Il suffisait d'être visible pour être arrêtée. St. Jaymes a raconté à Stryker que du rouge à lèvres, du mascara, des cheveux trop longs ou des boutons du mauvais côté d'un chemisier suffisaient pour se faire emmener en prison pour travestissement, et qu'elle-même était souvent arrêtée alors qu'elle ne faisait pas de travail du sexe. Beaucoup de bars gays n'accueillaient pas non plus les femmes trans.

Pourquoi la Compton's

La Gene Compton's Cafeteria, au 101 Taylor Street, faisait partie d'une chaîne locale. Elle était ouverte toute la nuit, bon marché et très éclairée, et comme elle ne servait pas d'alcool, les plus jeunes pouvaient y entrer aussi. On y restait des heures devant une seule tasse de café, et on prenait des nouvelles des autres. Tamara Ching, une femme trans américaine d'origine asiatique qui connaissait bien l'endroit, se souvenait d'y aller pour s'assurer que tout le monde allait bien et que personne n'avait été emmené en prison ce soir-là.

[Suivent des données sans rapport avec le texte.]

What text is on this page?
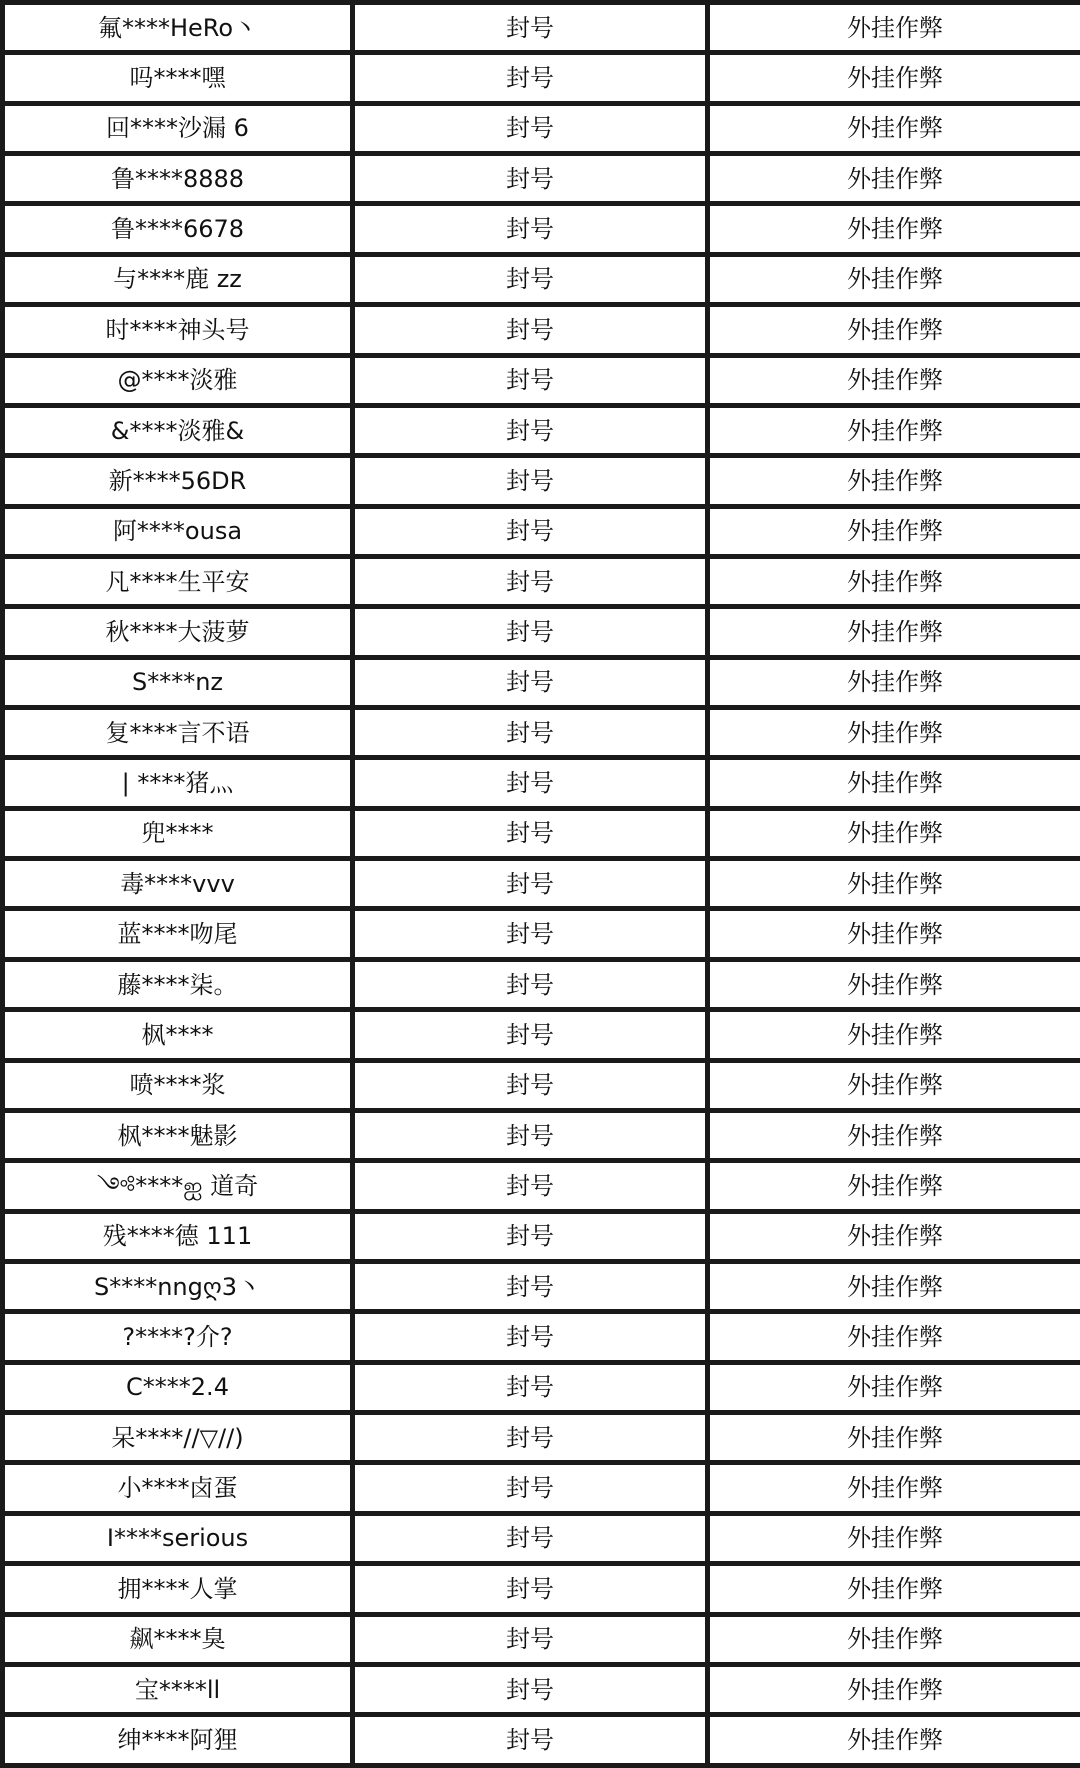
氟****HeRo丶	封号	外挂作弊
吗****嘿	封号	外挂作弊
回****沙漏 6	封号	外挂作弊
鲁****8888	封号	外挂作弊
鲁****6678	封号	外挂作弊
与****鹿 zz	封号	外挂作弊
时****神头号	封号	外挂作弊
@****淡雅	封号	外挂作弊
&****淡雅&	封号	外挂作弊
新****56DR	封号	外挂作弊
阿****ousa	封号	外挂作弊
凡****生平安	封号	外挂作弊
秋****大菠萝	封号	外挂作弊
S****nz	封号	外挂作弊
复****言不语	封号	外挂作弊
| ****猪灬	封号	外挂作弊
兜****	封号	外挂作弊
毒****vvv	封号	外挂作弊
蓝****吻尾	封号	外挂作弊
藤****柒。	封号	外挂作弊
枫****	封号	外挂作弊
喷****浆	封号	外挂作弊
枫****魅影	封号	外挂作弊
༺****ஐ 道奇	封号	外挂作弊
残****德 111	封号	外挂作弊
S****nngღ3丶	封号	外挂作弊
?****?介?	封号	外挂作弊
C****2.4	封号	外挂作弊
呆****//▽//)	封号	外挂作弊
小****卤蛋	封号	外挂作弊
I****serious	封号	外挂作弊
拥****人掌	封号	外挂作弊
飙****臭	封号	外挂作弊
宝****ll	封号	外挂作弊
绅****阿狸	封号	外挂作弊
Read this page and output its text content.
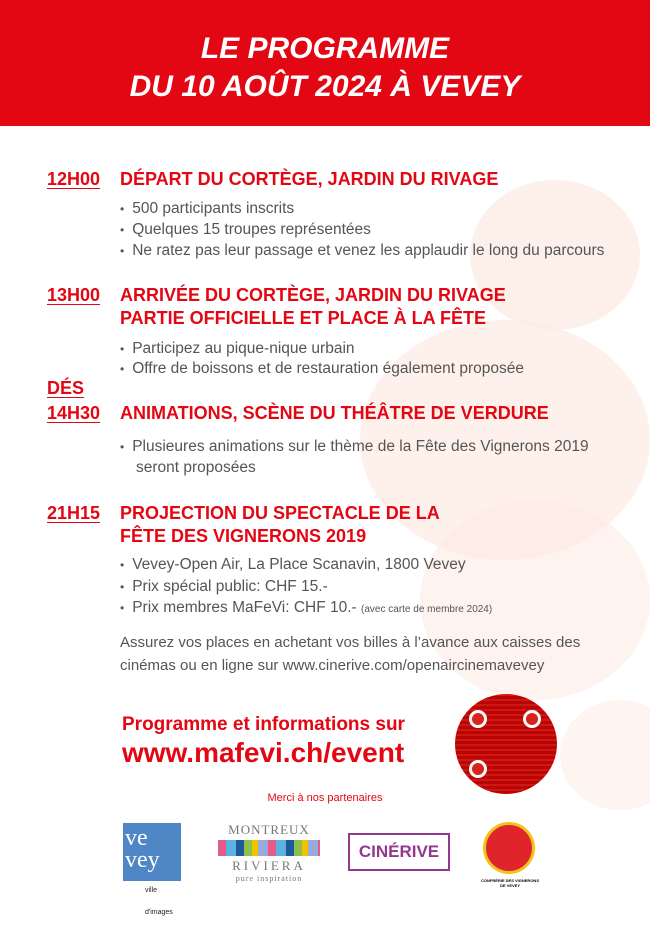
LE PROGRAMME
DU 10 AOÛT 2024 À VEVEY
12H00 DÉPART DU CORTÈGE, JARDIN DU RIVAGE
• 500 participants inscrits
• Quelques 15 troupes représentées
• Ne ratez pas leur passage et venez les applaudir le long du parcours
13H00 ARRIVÉE DU CORTÈGE, JARDIN DU RIVAGE
PARTIE OFFICIELLE ET PLACE À LA FÊTE
• Participez au pique-nique urbain
• Offre de boissons et de restauration également proposée
DÉS
14H30 ANIMATIONS, SCÈNE DU THÉÂTRE DE VERDURE
• Plusieures animations sur le thème de la Fête des Vignerons 2019
seront proposées
21H15 PROJECTION DU SPECTACLE DE LA
FÊTE DES VIGNERONS 2019
• Vevey-Open Air, La Place Scanavin, 1800 Vevey
• Prix spécial public: CHF 15.-
• Prix membres MaFeVi: CHF 10.- (avec carte de membre 2024)
Assurez vos places en achetant vos billes à l’avance aux caisses des
cinémas ou en ligne sur www.cinerive.com/openaircinemavevey
Programme et informations sur
www.mafevi.ch/event
Merci à nos partenaires
ve
vey
ville d'images
MONTREUX
RIVIERA
pure inspiration
CINÉRIVE
CONFRÉRIE DES VIGNERONS DE VEVEY
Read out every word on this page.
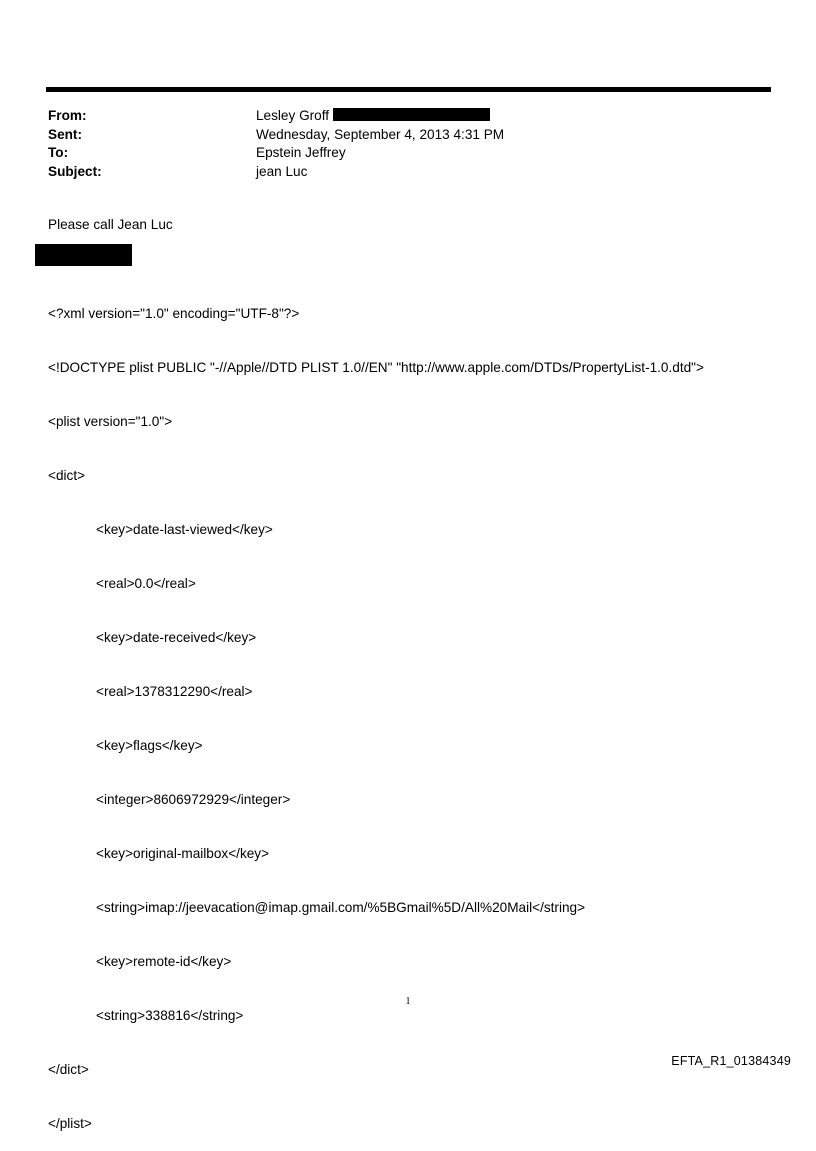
From:	Lesley Groff
Sent:	Wednesday, September 4, 2013 4:31 PM
To:	Epstein Jeffrey
Subject:	jean Luc
Please call Jean Luc

<?xml version="1.0" encoding="UTF-8"?>

<!DOCTYPE plist PUBLIC "-//Apple//DTD PLIST 1.0//EN" "http://www.apple.com/DTDs/PropertyList-1.0.dtd">

<plist version="1.0">

<dict>

<key>date-last-viewed</key>

<real>0.0</real>

<key>date-received</key>

<real>1378312290</real>

<key>flags</key>

<integer>8606972929</integer>

<key>original-mailbox</key>

<string>imap://jeevacation@imap.gmail.com/%5BGmail%5D/All%20Mail</string>

<key>remote-id</key>

<string>338816</string>

</dict>

</plist>

1
EFTA_R1_01384349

La direction ne voulait pas de cette clientèle. Le personnel appelait régulièrement la police pour faire sortir les femmes trans, les hommes gays, les travailleurs et travailleuses du sexe et les personnes sans abri. Des vigiles ont été embauchés, et un supplément de service a été ajouté pour dissuader les gens de s'attarder.

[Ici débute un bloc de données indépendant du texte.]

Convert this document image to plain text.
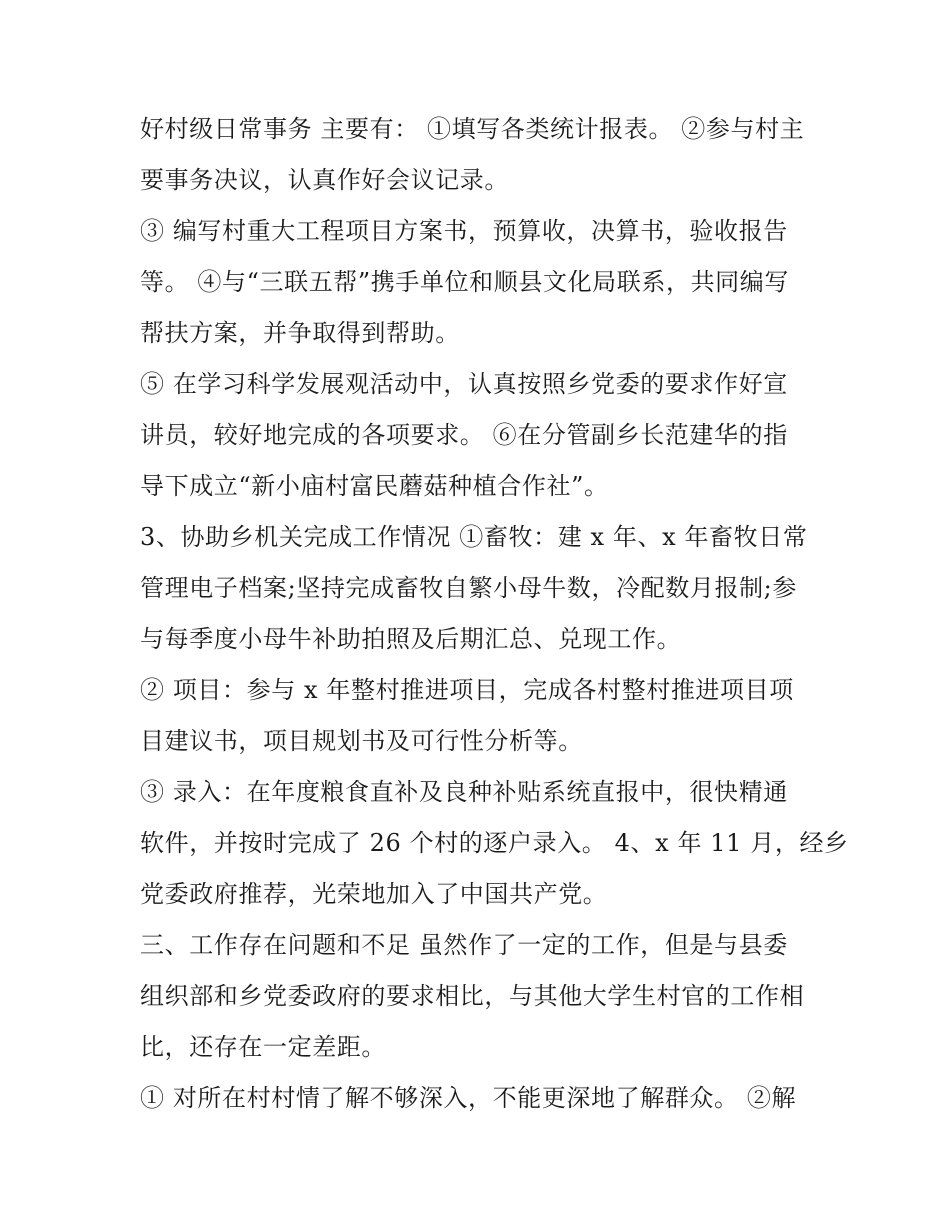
好村级日常事务 主要有： ①填写各类统计报表。 ②参与村主
要事务决议，认真作好会议记录。
③ 编写村重大工程项目方案书，预算收，决算书，验收报告
等。 ④与“三联五帮”携手单位和顺县文化局联系，共同编写
帮扶方案，并争取得到帮助。
⑤ 在学习科学发展观活动中，认真按照乡党委的要求作好宣
讲员，较好地完成的各项要求。 ⑥在分管副乡长范建华的指
导下成立“新小庙村富民蘑菇种植合作社”。
3、协助乡机关完成工作情况 ①畜牧：建 x 年、x 年畜牧日常
管理电子档案;坚持完成畜牧自繁小母牛数，冷配数月报制;参
与每季度小母牛补助拍照及后期汇总、兑现工作。
② 项目：参与 x 年整村推进项目，完成各村整村推进项目项
目建议书，项目规划书及可行性分析等。
③ 录入：在年度粮食直补及良种补贴系统直报中，很快精通
软件，并按时完成了 26 个村的逐户录入。 4、x 年 11 月，经乡
党委政府推荐，光荣地加入了中国共产党。
三、工作存在问题和不足 虽然作了一定的工作，但是与县委
组织部和乡党委政府的要求相比，与其他大学生村官的工作相
比，还存在一定差距。
① 对所在村村情了解不够深入，不能更深地了解群众。 ②解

Un piquet, un mois plus tôt

À la mi-juillet 1966 (le 18 ou le 19, selon les récits), des membres de Vanguard ont organisé un piquet devant la Compton's après en avoir été expulsés. Vanguard était une organisation de jeunes gays et de jeunes personnes trans du Tenderloin, dont beaucoup étaient sans abri, née sous l'aile de la Glide Memorial Church ; les sources datent sa fondation de 1965 ou de 1966. Le piquet n'a rien obtenu, et quelques semaines plus tard, la colère a explosé à l'intérieur de la cafétéria.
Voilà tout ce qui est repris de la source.